- Atualizada em 12/09/2017 13:30

Vereador quer compensação da emissão de CO2 com o plantio de árvores

Obrigatoriedade do plantio seria de concessionárias a cada unidade automotora vendida

  • Veículos no trãnsito do centro
    Sgarbossa destaca crescente número de veículos nas ruas da Capital(Foto: Ederson Nunes/CMPA)
  • Movimentação de plenário. Na foto: Vereador Marcelo Sgarbossa.
    Marcelo Sgarbossa no Plenário Otávio Rocha(Foto: Leonardo Contursi/CMPA)
Compensar a emissão de dióxido de carbono (CO2) produzida por veículos automotores por meio do plantio de árvores nativas é proposta defendida pelo vereador Marcelo Sgarbossa (PT) em projeto de lei que está tramitando na Câmara Municipal de Porto Alegre. A compensação sugerida deverá ficar a cargo das concessionárias que serão obrigadas ao plantio de uma muda a cada nova unidade vendida. O texto está sendo avaliado pelo plenário e deverá ser encaminhado às comissões permanentes do Legislativo para emissão de parecer sobre seu conteúdo.

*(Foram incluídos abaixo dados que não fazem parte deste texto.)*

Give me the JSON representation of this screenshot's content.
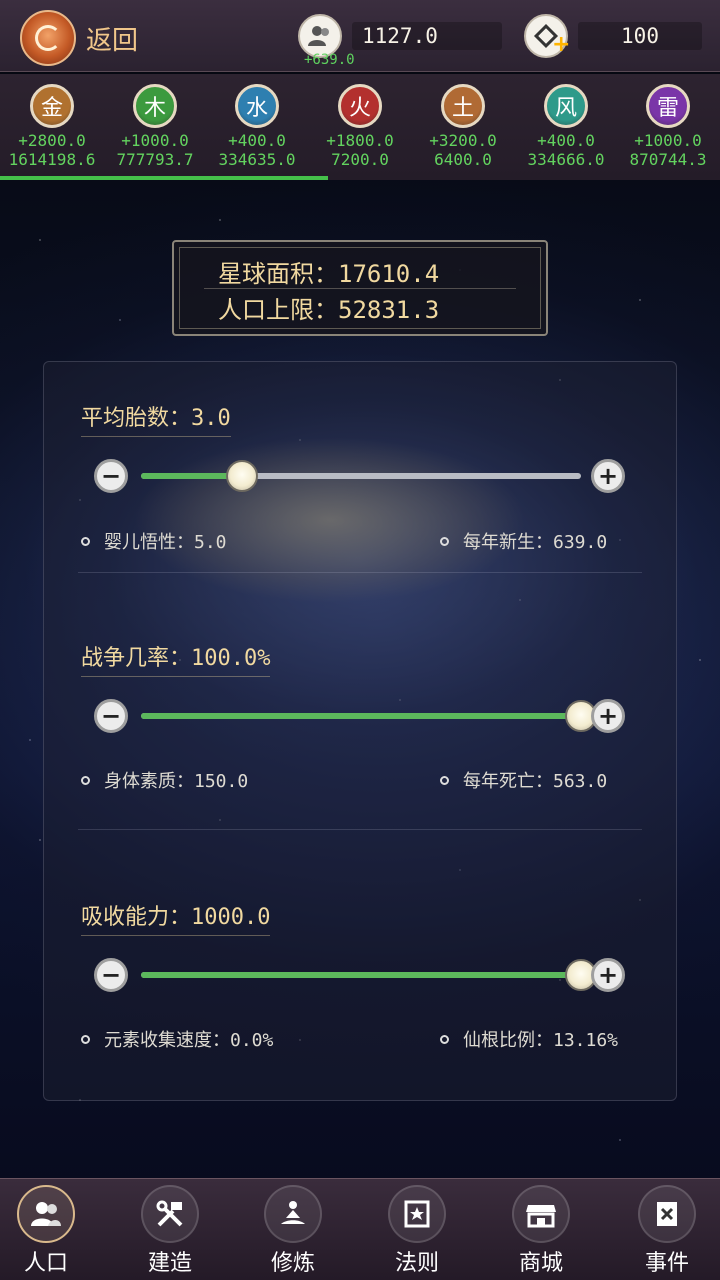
{
  "header": {
    "back_label": "返回",
    "population": "1127.0",
    "population_delta": "+639.0",
    "coins": "100"
  },
  "elements": [
    {
      "name": "金",
      "delta": "+2800.0",
      "total": "1614198.6",
      "color": "#b0712f"
    },
    {
      "name": "木",
      "delta": "+1000.0",
      "total": "777793.7",
      "color": "#3c9a3e"
    },
    {
      "name": "水",
      "delta": "+400.0",
      "total": "334635.0",
      "color": "#2e7fb0"
    },
    {
      "name": "火",
      "delta": "+1800.0",
      "total": "7200.0",
      "color": "#b3302e"
    },
    {
      "name": "土",
      "delta": "+3200.0",
      "total": "6400.0",
      "color": "#b06a34"
    },
    {
      "name": "风",
      "delta": "+400.0",
      "total": "334666.0",
      "color": "#2e9a8a"
    },
    {
      "name": "雷",
      "delta": "+1000.0",
      "total": "870744.3",
      "color": "#7a35a8"
    }
  ],
  "planet": {
    "area_label": "星球面积：17610.4",
    "pop_limit_label": "人口上限：52831.3"
  },
  "sliders": {
    "birth": {
      "title": "平均胎数：3.0",
      "level": 0.23,
      "stat_left": "婴儿悟性：5.0",
      "stat_right": "每年新生：639.0"
    },
    "war": {
      "title": "战争几率：100.0%",
      "level": 1.0,
      "stat_left": "身体素质：150.0",
      "stat_right": "每年死亡：563.0"
    },
    "absorb": {
      "title": "吸收能力：1000.0",
      "level": 1.0,
      "stat_left": "元素收集速度：0.0%",
      "stat_right": "仙根比例：13.16%"
    }
  },
  "nav": [
    {
      "label": "人口",
      "icon": "people-icon"
    },
    {
      "label": "建造",
      "icon": "tools-icon"
    },
    {
      "label": "修炼",
      "icon": "meditate-icon"
    },
    {
      "label": "法则",
      "icon": "scroll-icon"
    },
    {
      "label": "商城",
      "icon": "shop-icon"
    },
    {
      "label": "事件",
      "icon": "book-icon"
    }
  ]
}
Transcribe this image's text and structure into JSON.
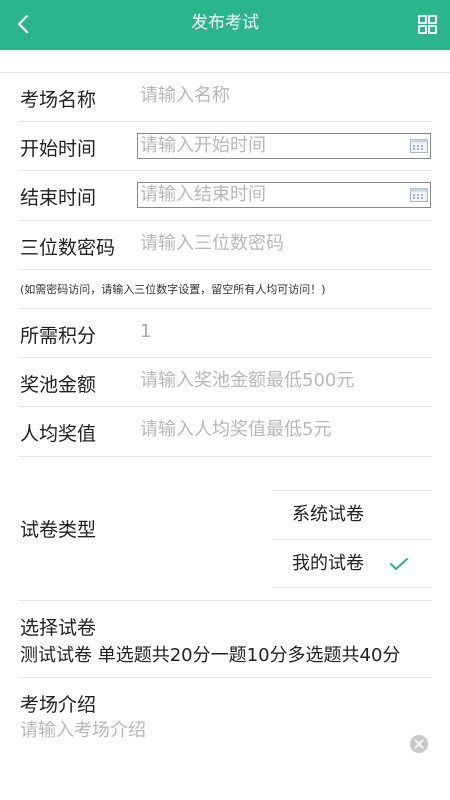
{
  "header": {
    "title": "发布考试"
  },
  "form": {
    "venue_name": {
      "label": "考场名称",
      "placeholder": "请输入名称"
    },
    "start_time": {
      "label": "开始时间",
      "placeholder": "请输入开始时间"
    },
    "end_time": {
      "label": "结束时间",
      "placeholder": "请输入结束时间"
    },
    "password": {
      "label": "三位数密码",
      "placeholder": "请输入三位数密码"
    },
    "password_hint": "(如需密码访问，请输入三位数字设置，留空所有人均可访问！)",
    "points": {
      "label": "所需积分",
      "value": "1"
    },
    "prize_pool": {
      "label": "奖池金额",
      "placeholder": "请输入奖池金额最低500元"
    },
    "per_person": {
      "label": "人均奖值",
      "placeholder": "请输入人均奖值最低5元"
    },
    "paper_type": {
      "label": "试卷类型",
      "options": [
        "系统试卷",
        "我的试卷"
      ],
      "selected": "我的试卷"
    },
    "select_paper": {
      "label": "选择试卷",
      "value": "测试试卷 单选题共20分一题10分多选题共40分"
    },
    "intro": {
      "label": "考场介绍",
      "placeholder": "请输入考场介绍"
    }
  },
  "colors": {
    "header_bg": "#2bb58a",
    "check": "#2bb58a"
  }
}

Conforme o vereador argumenta: “a emissão de CO2 na atmosfera ocorre, sobretudo, pela queima de combustíveis fósseis, como o petróleo e seus derivados, e, nas cidades, cerca de 40% se deve à queima de gasolina e de óleo diesel, fato que se revela pelo alto número de automóveis existentes nos centros urbanos”. Para Sgarbossa, o plantio de árvores seria uma forma das empresas demonstrarem sua responsabilidade social e colaborarem com o processo de compensação das emissões de gás carbônico em Porto Alegre. 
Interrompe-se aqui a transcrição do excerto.